Privilégier l’utilisation de matières premières renouvelables

L’utilisation de ces ingrédients est encouragée auprès des formulateurs, qu’ils soient :

  • issus de sources durables ;
  • élaborés selon les principes de la chimie verte, qui réduisent au minimum le nombre d’étapes de synthèse et la consommation de solvants et d’énergie.

Certains produits commercialisés en 2018 présentent un taux de matières premières renouvelables qui dépasse 97 %, comme l’huile de beauté La Provençale Bio, le gel purifiant mains et ongles fleur de figuier Roger&Gallet, le démaquillant huile en gel nourrissant illuminateur de Lancôme ou le baume miracle Aura Botanica de Kérastase.

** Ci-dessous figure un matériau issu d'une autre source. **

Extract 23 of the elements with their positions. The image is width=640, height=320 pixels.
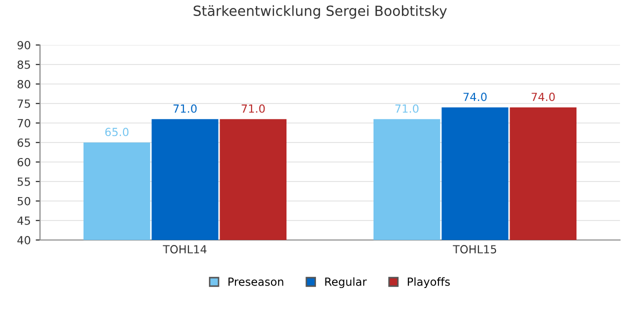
data-label: 65.0 [105, 128, 128, 136]
y-tick-label: 90 [18, 40, 30, 50]
y-tick-label: 65 [18, 138, 30, 147]
y-tick-label: 40 [17, 236, 30, 244]
data-label: 74.0 [532, 92, 555, 102]
y-tick-label: 60 [18, 158, 30, 166]
data-label: 71.0 [395, 104, 418, 113]
y-tick-label: 70 [18, 118, 30, 128]
legend-label: Playoffs [408, 277, 450, 288]
legend-label: Regular [325, 277, 367, 288]
y-tick-label: 55 [18, 178, 30, 186]
y-tick-label: 80 [18, 80, 30, 88]
x-tick-label: TOHL15 [452, 245, 496, 254]
data-label: 71.0 [242, 104, 265, 113]
chart-title: Stärkeentwicklung Sergei Boobtitsky [194, 5, 447, 19]
data-label: 71.0 [174, 104, 197, 113]
y-tick-label: 45 [17, 216, 30, 225]
y-tick-label: 50 [18, 196, 30, 206]
y-tick-label: 85 [18, 60, 30, 69]
data-label: 74.0 [464, 92, 487, 102]
legend-label: Preseason [228, 278, 284, 286]
x-tick-label: TOHL14 [162, 245, 206, 254]
y-tick-label: 75 [18, 100, 30, 108]
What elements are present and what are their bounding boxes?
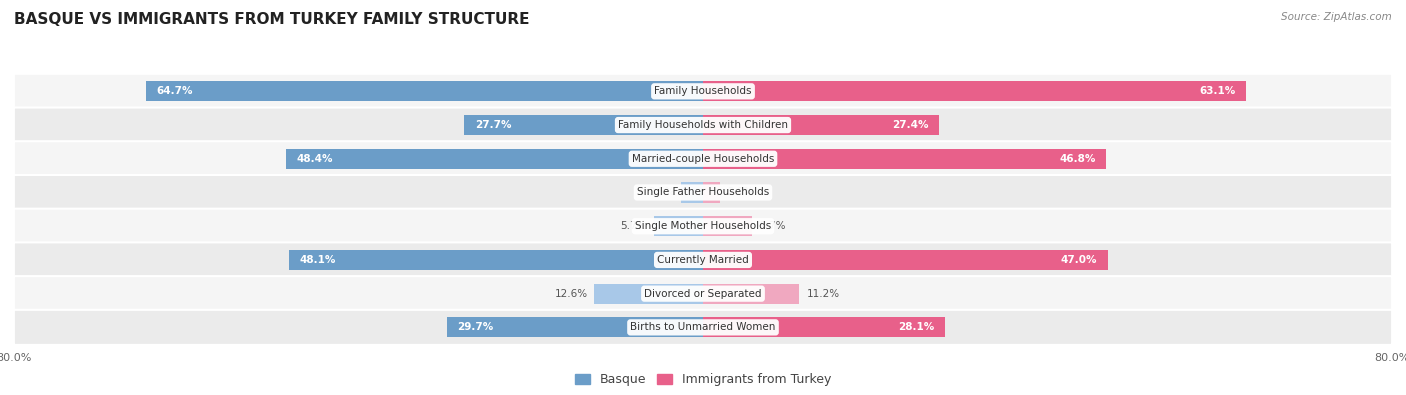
Bar	[287, 149, 703, 169]
Text: Married-couple Households: Married-couple Households	[631, 154, 775, 164]
Text: 46.8%: 46.8%	[1059, 154, 1095, 164]
Bar	[703, 81, 1246, 102]
Text: 2.5%: 2.5%	[648, 188, 675, 198]
Text: 11.2%: 11.2%	[807, 289, 839, 299]
Text: 27.7%: 27.7%	[475, 120, 512, 130]
FancyBboxPatch shape	[14, 209, 1392, 244]
Text: 64.7%: 64.7%	[156, 87, 193, 96]
Bar	[703, 216, 752, 236]
Text: Source: ZipAtlas.com: Source: ZipAtlas.com	[1281, 12, 1392, 22]
Bar	[654, 216, 703, 236]
Text: Single Father Households: Single Father Households	[637, 188, 769, 198]
Text: Currently Married: Currently Married	[657, 255, 749, 265]
Bar	[595, 284, 703, 304]
Bar	[288, 250, 703, 270]
Text: 29.7%: 29.7%	[457, 322, 494, 332]
FancyBboxPatch shape	[14, 310, 1392, 345]
Text: 48.4%: 48.4%	[297, 154, 333, 164]
Text: 5.7%: 5.7%	[620, 221, 647, 231]
Bar	[464, 115, 703, 135]
Bar	[703, 115, 939, 135]
FancyBboxPatch shape	[14, 141, 1392, 176]
Text: 28.1%: 28.1%	[898, 322, 935, 332]
Bar	[703, 284, 800, 304]
Bar	[703, 182, 720, 203]
Bar	[146, 81, 703, 102]
Bar	[703, 149, 1107, 169]
Bar	[703, 250, 1108, 270]
Text: 48.1%: 48.1%	[299, 255, 336, 265]
Text: Births to Unmarried Women: Births to Unmarried Women	[630, 322, 776, 332]
Text: BASQUE VS IMMIGRANTS FROM TURKEY FAMILY STRUCTURE: BASQUE VS IMMIGRANTS FROM TURKEY FAMILY …	[14, 12, 530, 27]
Text: Family Households with Children: Family Households with Children	[619, 120, 787, 130]
Text: 47.0%: 47.0%	[1062, 255, 1098, 265]
Text: Divorced or Separated: Divorced or Separated	[644, 289, 762, 299]
FancyBboxPatch shape	[14, 74, 1392, 109]
Text: 27.4%: 27.4%	[893, 120, 928, 130]
Text: Single Mother Households: Single Mother Households	[636, 221, 770, 231]
Text: Family Households: Family Households	[654, 87, 752, 96]
Text: 63.1%: 63.1%	[1199, 87, 1236, 96]
Text: 5.7%: 5.7%	[759, 221, 786, 231]
Legend: Basque, Immigrants from Turkey: Basque, Immigrants from Turkey	[569, 368, 837, 391]
FancyBboxPatch shape	[14, 175, 1392, 210]
FancyBboxPatch shape	[14, 107, 1392, 143]
FancyBboxPatch shape	[14, 276, 1392, 311]
Bar	[682, 182, 703, 203]
Bar	[703, 317, 945, 337]
Text: 12.6%: 12.6%	[554, 289, 588, 299]
Bar	[447, 317, 703, 337]
Text: 2.0%: 2.0%	[727, 188, 754, 198]
FancyBboxPatch shape	[14, 243, 1392, 277]
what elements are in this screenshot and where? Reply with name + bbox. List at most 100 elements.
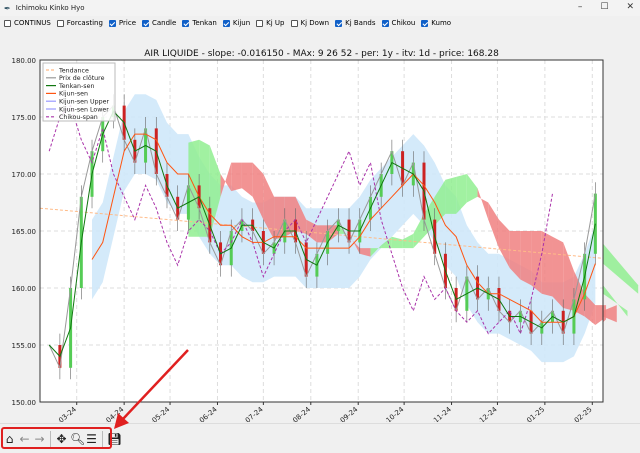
kumo-cloud	[295, 196, 307, 234]
options-bar: CONTINUS Forcasting Price Candle Tenkan Kijun…	[4, 17, 451, 29]
chikou-span-line	[48, 104, 554, 335]
checkbox-label: Kj Down	[300, 19, 330, 27]
kumo-cloud	[595, 305, 603, 326]
kumo-cloud	[584, 293, 596, 326]
kumo-cloud	[359, 248, 371, 257]
legend-box	[42, 62, 116, 122]
checkbox-kj-up[interactable]: Kj Up	[256, 19, 285, 27]
pan-icon[interactable]: ✥	[56, 431, 67, 446]
y-tick-label: 170.00	[12, 171, 37, 179]
highlight-box	[1, 427, 112, 449]
kumo-cloud	[209, 145, 221, 237]
figure: 150.00 155.00 160.00 165.00 170.00 175.00 180.…	[0, 34, 640, 432]
kumo-cloud	[252, 162, 264, 220]
kumo-cloud	[531, 231, 542, 294]
separator	[50, 430, 51, 447]
kumo-cloud	[603, 305, 617, 323]
checkbox-kj-down[interactable]: Kj Down	[290, 19, 330, 27]
kumo-cloud	[541, 231, 553, 297]
legend-entry: Kijun-sen	[59, 91, 88, 98]
checkbox-candle[interactable]: Candle	[142, 19, 176, 27]
checkbox-box[interactable]	[421, 19, 429, 27]
kumo-cloud	[477, 188, 489, 220]
checkbox-box[interactable]	[56, 19, 64, 27]
kumo-cloud	[370, 245, 382, 257]
kumo-cloud	[520, 231, 532, 286]
checkbox-box[interactable]	[256, 19, 264, 27]
tenkan-sen-line	[48, 110, 596, 358]
checkbox-box[interactable]	[290, 19, 298, 27]
checkbox-continus[interactable]: CONTINUS	[4, 19, 51, 27]
kumo-cloud	[498, 219, 510, 269]
window-title: Ichimoku Kinko Hyo	[15, 4, 85, 12]
kumo-cloud	[434, 179, 446, 226]
checkbox-chikou[interactable]: Chikou	[381, 19, 416, 27]
checkbox-label: CONTINUS	[14, 19, 51, 27]
kijun-sen-line	[91, 133, 596, 323]
y-tick-label: 175.00	[12, 114, 37, 122]
checkbox-kijun[interactable]: Kijun	[222, 19, 251, 27]
home-icon[interactable]: ⌂	[5, 431, 14, 446]
legend-entry: Tenkan-sen	[58, 83, 94, 90]
kumo-cloud	[413, 213, 425, 249]
kumo-cloud	[284, 196, 296, 237]
legend-entry: Kijun-sen Upper	[59, 99, 110, 106]
legend-entry: Kijun-sen Lower	[59, 106, 109, 113]
forward-arrow-icon[interactable]: →	[34, 431, 45, 446]
checkbox-box[interactable]	[4, 19, 11, 27]
checkbox-box[interactable]	[335, 19, 343, 27]
kumo-cloud	[263, 174, 275, 240]
y-tick-label: 155.00	[12, 342, 37, 350]
maximize-button[interactable]: ☐	[600, 2, 609, 12]
title-bar: ✒ Ichimoku Kinko Hyo – ☐ ✕	[0, 0, 640, 16]
checkbox-label: Kj Up	[266, 19, 285, 27]
back-arrow-icon[interactable]: ←	[19, 431, 30, 446]
kumo-cloud	[445, 176, 457, 214]
checkbox-label: Candle	[152, 19, 177, 27]
trend-line	[39, 207, 604, 259]
kumo-cloud	[316, 225, 328, 243]
configure-subplots-icon[interactable]: ☰	[86, 431, 97, 446]
feather-icon: ✒	[4, 3, 11, 13]
close-button[interactable]: ✕	[626, 2, 634, 12]
checkbox-kj-bands[interactable]: Kj Bands	[335, 19, 376, 27]
y-tick-label: 150.00	[12, 399, 37, 407]
kumo-cloud	[241, 162, 253, 197]
kumo-cloud	[349, 233, 360, 254]
checkbox-label: Kijun	[232, 19, 251, 27]
kumo-cloud	[488, 202, 499, 249]
y-tick-label: 165.00	[12, 228, 37, 236]
y-tick-label: 180.00	[12, 57, 37, 65]
checkbox-box[interactable]	[381, 19, 389, 27]
checkbox-label: Price	[118, 19, 136, 27]
legend-entry: Prix de clôture	[59, 74, 105, 82]
kumo-cloud	[231, 162, 242, 192]
kumo-cloud	[188, 139, 200, 237]
checkbox-box[interactable]	[142, 19, 149, 27]
ichimoku-chart: 150.00 155.00 160.00 165.00 170.00 175.00 180.…	[12, 49, 639, 432]
kumo-cloud	[456, 174, 467, 214]
zoom-icon[interactable]: 🔍︎	[70, 431, 86, 446]
kumo-cloud	[402, 233, 414, 249]
checkbox-kumo[interactable]: Kumo	[421, 19, 451, 27]
checkbox-label: Tenkan	[192, 19, 217, 27]
checkbox-label: Kumo	[431, 19, 452, 27]
checkbox-box[interactable]	[182, 19, 190, 27]
checkbox-forcasting[interactable]: Forcasting	[56, 19, 103, 27]
kumo-cloud	[603, 285, 628, 317]
kumo-cloud	[563, 242, 574, 311]
kumo-cloud	[220, 162, 232, 197]
checkbox-box[interactable]	[222, 19, 230, 27]
minimize-button[interactable]: –	[577, 2, 583, 12]
checkbox-price[interactable]: Price	[108, 19, 136, 27]
checkbox-label: Forcasting	[66, 19, 103, 27]
kumo-cloud	[603, 243, 639, 294]
checkbox-label: Chikou	[391, 19, 416, 27]
checkbox-tenkan[interactable]: Tenkan	[182, 19, 217, 27]
kumo-cloud	[199, 139, 210, 237]
checkbox-box[interactable]	[108, 19, 116, 27]
separator	[102, 430, 103, 447]
legend-entry: Tendance	[58, 67, 89, 74]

Renforcer la méthodologie de sourcing durable

En 2018, L’Oréal a continué à déployer sa politique d’approvisionnement durable des ingrédients renouvelables, renforcée avec l’appui de l’ONG Rainforest Alliance et qui repose sur les principes suivants :

  • garantir la traçabilité des matières premières, c’est-à-dire connaître la plante d’origine et son pays de production ; 
  • évaluer les enjeux environnementaux et sociaux avec les fournisseurs sur chaque filière ; 
  • vérifier le respect des critères suivants :
    - les conditions de travail doivent être décentes et sûres, dans le respect des droits humains, selon les principes édictés par l’Organisation internationale du travail, tout au long de la chaîne de production, 
    - l’égalité au travail et l’absence de discrimination entre les producteurs sont vérifiées, et la promotion des femmes est encouragée, 
    - la culture et la récolte des plantes doivent contribuer au développement économique des producteurs, dans le respect des savoirs traditionnels issus de la biodiversité, conformément aux principes du Protocole de Nagoya, 
    - la culture et les récoltes préservent la biodiversité, notamment les forêts, 
    - les pratiques agricoles durables et bas carbone sont mises en œuvre ; 
  • faire vérifier l’ensemble de cette démarche par une tierce partie indépendante, pour mesurer l’impact positif des programmes sur les filières.